MicroRNAs (miRNAs/miRs) are a class of small non-coding RNAs that regulate gene expression and result in altered phenotypic changes in cancer cells. miRNAs have emerged as promising drug targets, and miRNA-based therapies have been proposed in various cancer models (14,15). Several miRNAs have been revealed to serve key roles in the development and progression of pancreatic cancer (1618). In addition, previous studies have demonstrated that miRNA signatures change following chemotherapy (19,20). Curcumin, a natural compound that exhibits low toxicity and yields strong antitumor effects, has been reported to significantly alter the miRNA expression profile in pancreatic cancers (21,22). This indicates that miRNAs may mediate the antitumor effects of curcumin.
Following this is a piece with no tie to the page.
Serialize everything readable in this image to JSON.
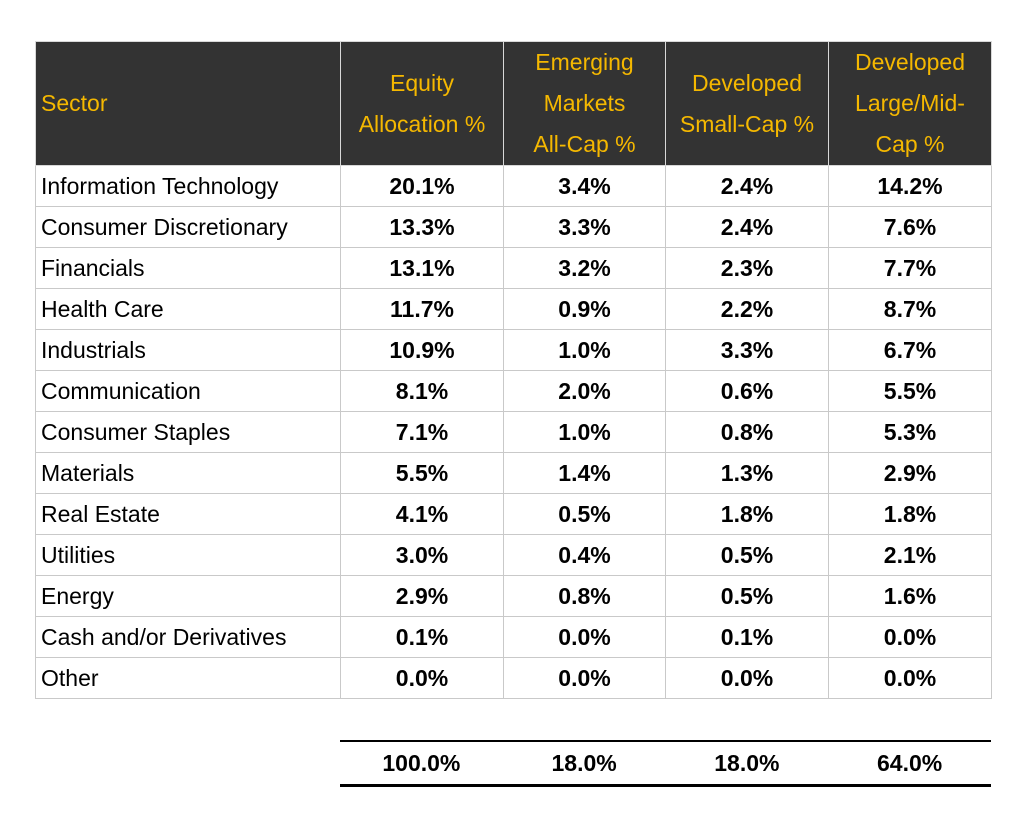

In the present study, miR-340, a tumor-suppressive miRNA (23), was investigated as a potential miRNA associated with the antitumor effects of curcumin on pancreatic cancer cells. This investigation revealed that miR-340 expression was markedly induced by curcumin treatment. In addition, an antiapoptotic protein named X-linked inhibitor of apoptosis (XIAP) was functionally targeted by miR-340, which likely confers the proapoptotic effect of curcumin. Therefore, the present study demonstrates that the miR-340/XIAP signaling pathway is essential for curcumin-induced pancreatic cancer cell apoptosis and may provide clinical insights for treating pancreatic cancer using curcumin.

Materials and methods

Cell culture, drug treatment and transfection

The pancreatic adenocarcinoma cell line PANC-1 and human embryonic kidney HEK293 cell line were purchased from the American Type Culture Collection (Manassas, VA, USA). Cells were cultured in Dulbecco's modified Eagle's medium (HyClone; GE Healthcare Life Sciences, Logan, UT, USA) supplemented with 10% fetal bovine serum (HyClone; GE Healthcare Life Sciences) in an incubator with 5% CO2 at 37°C. Negative controls for miR-340 and miR-340 inhibitor (NC; scrambled miRNA, supplied in each miRNA set), miR-340 (catalog no. miR10004692-1-5) or an miR-340 inhibitor (catalog no. miR20004692-1-5; Guangzhou RiboBio, Co., Ltd., Guangzhou, China) were transfected into cells using Lipofectamine® 2000 (Invitrogen; Thermo Fisher Scientific, Inc., Waltham, MA, USA) at a final concentration of 100 nM according to the manufacturer's protocol. To avoid bacterial contamination, 100 U/ml penicillin and 100 µg/ml streptomycin were added to the culture media following transfection. Curcumin was purchased from Sigma-Aldrich (Merck KGaA, Darmstadt, Germany) and applied to cells at 2.5, 5, 10 or 20 µM for 72 h. Cells were subjected to curcumin treatment 48 h following transfection.

Cell viability assay

Cell viability was measured using an MTT assay. PANC-1 cells were seeded into a 96-well plate at a concentration of 2.5×104 cells/ml/well. Following cell attachment for 24 h, cells were treated with 2.5, 5, 10 or 20 µmol/l curcumin for 72 h, followed by incubation with 20 µl MTT (5 mg/ml) for 4 h. Dimethyl sulfoxide (200 µl) was then added to each well to visualize the living cells. The raw data were obtained by measuring the absorbance value of the wells at 490 nm with a spectrophotometer.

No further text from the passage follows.